The mechanism explains something that otherwise looks strange: how a threat that is, in the cold light of arithmetic, entirely survivable can still produce a disaster. The toilet-paper shortage of 2020 was never a supply problem. It was a contagion problem. The thing that spread was not the virus, on those particular shelves. It was the fear of running out, transmitted person to person faster than the shelves could be refilled or the public reassured.

How It Shows Up

  • People cutting corners to protect themselves
  • Blame moving downward or outward rather than upward
  • Information withheld “just in case”
  • Rules applied selectively the moment they feel inconvenient
  • Short-term wins pursued at the expense of collective outcomes
  • One person’s defensive move quickly becoming everyone’s, because the first one made it normal

Why It Causes Damage

Fear-driven behaviour is contagious, and contagion is what does the real harm. The original threat is often manageable. What is not manageable is the cascade it sets off — the moment people start watching each other’s self-protection and matching it.

Trust erodes fastest exactly when it is needed most. Systems that depend on cooperation — supply chains, teams under deadline, any group that has to share scarce resources or scarce information — begin to fail not because the threat overwhelmed them but because the response did. People hold stock back, hold information back, hold effort back, each move sensible in isolation and collectively ruinous.

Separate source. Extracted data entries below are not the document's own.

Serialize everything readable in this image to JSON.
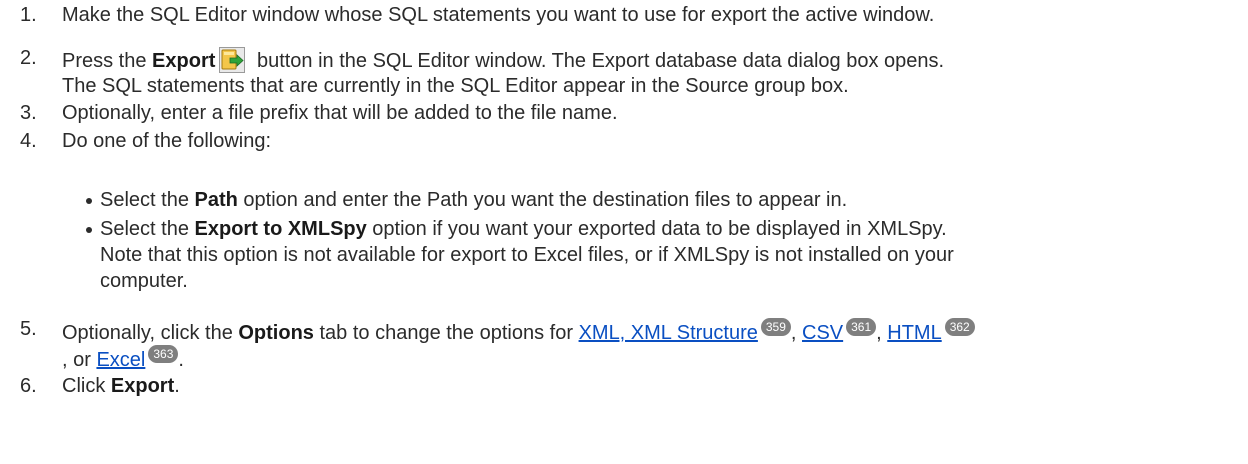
{
  "steps": [
    {
      "num": "1.",
      "text": "Make the SQL Editor window whose SQL statements you want to use for export the active window."
    },
    {
      "num": "2.",
      "pre": "Press the ",
      "bold": "Export",
      "post": " button in the SQL Editor window. The Export database data dialog box opens.",
      "line2": "The SQL statements that are currently in the SQL Editor appear in the Source group box."
    },
    {
      "num": "3.",
      "text": "Optionally, enter a file prefix that will be added to the file name."
    },
    {
      "num": "4.",
      "text": "Do one of the following:"
    },
    {
      "num": "5.",
      "pre": "Optionally, click the ",
      "bold": "Options",
      "post": " tab to change the options for ",
      "links": [
        {
          "text": "XML, XML Structure",
          "page": "359"
        },
        {
          "text": "CSV",
          "page": "361"
        },
        {
          "text": "HTML",
          "page": "362"
        },
        {
          "text": "Excel",
          "page": "363"
        }
      ],
      "sep1": ", ",
      "sep2": ", ",
      "sep3_line2": ", or ",
      "end": "."
    },
    {
      "num": "6.",
      "pre": "Click ",
      "bold": "Export",
      "end": "."
    }
  ],
  "bullets": [
    {
      "pre": "Select the ",
      "bold": "Path",
      "post": " option and enter the Path you want the destination files to appear in."
    },
    {
      "pre": "Select the ",
      "bold": "Export to XMLSpy",
      "post": " option if you want your exported data to be displayed in XMLSpy.",
      "line2": "Note that this option is not available for export to Excel files, or if XMLSpy is not installed on your",
      "line3": "computer."
    }
  ],
  "icons": {
    "export_button": "export-icon"
  },
  "colors": {
    "link": "#0a4fc2",
    "page_badge": "#7f7f7f"
  }
}
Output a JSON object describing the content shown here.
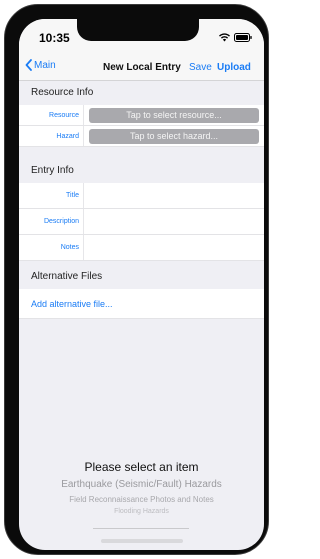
{
  "status_bar": {
    "time": "10:35",
    "icons": [
      "wifi-icon",
      "battery-icon"
    ]
  },
  "nav": {
    "back_label": "Main",
    "back_icon": "chevron-left-icon",
    "title": "New Local Entry",
    "save_label": "Save",
    "upload_label": "Upload"
  },
  "resource_info": {
    "header": "Resource Info",
    "rows": [
      {
        "label": "Resource",
        "button": "Tap to select resource..."
      },
      {
        "label": "Hazard",
        "button": "Tap to select hazard..."
      }
    ]
  },
  "entry_info": {
    "header": "Entry Info",
    "fields": [
      {
        "label": "Title",
        "value": ""
      },
      {
        "label": "Description",
        "value": ""
      },
      {
        "label": "Notes",
        "value": ""
      }
    ]
  },
  "alternative_files": {
    "header": "Alternative Files",
    "add_label": "Add alternative file..."
  },
  "picker": {
    "selected": "Please select an item",
    "options": [
      "Earthquake (Seismic/Fault) Hazards",
      "Field Reconnaissance Photos and Notes",
      "Flooding Hazards"
    ]
  },
  "colors": {
    "accent": "#1a7cf5",
    "background": "#efeff4",
    "button_gray": "#a9a9ad"
  }
}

And the damage is almost always misattributed afterwards. It gets blamed on a few bad actors — the resellers, the hoarders, the one person who “panicked.” That story is comforting because it locates the fault in particular people. But the real cause was structural: ordinary behaviour, accelerated by fear and spread by contagion, in conditions that gave it nothing to push against. Blaming the individuals means the next pressure event plays out exactly the same way.

How To Counter It

  • Reduce uncertainty quickly and visibly — the thing that spreads is uncertainty, so close it first.
  • Communicate early, even with imperfect information; silence is read as bad news and fills with rumour.
  • Make cooperative behaviour easy and selfish behaviour harder — purchase limits, rationing, anything that removes the advantage of defecting before the first defector creates the cascade.
  • Protect the people at the front line from becoming emotional shock absorbers; they are where the fear lands hardest and where the next round of contagion starts.
  • Design systems on the assumption that stress will degrade behaviour, not preserve it — because assuming the opposite is how you get blindsided.

What Good Looks Like

Calm responses that slow decision-making rather than rush it. Clear signals that close ambiguity before it can spread. Limits and structures that remove the payoff from defecting, so the first frightened person cannot start a cascade simply by being seen. Front-line people who are shielded rather than blamed.

Fear still appears — it always will. But it does not set the pace, and it does not get to recruit the next person before anyone has steadied the first.

A Reflective Question

Where in your organisation does pressure currently reward speed or self-protection over judgement — and if one person there started acting on fear tomorrow, how quickly would the people around them follow?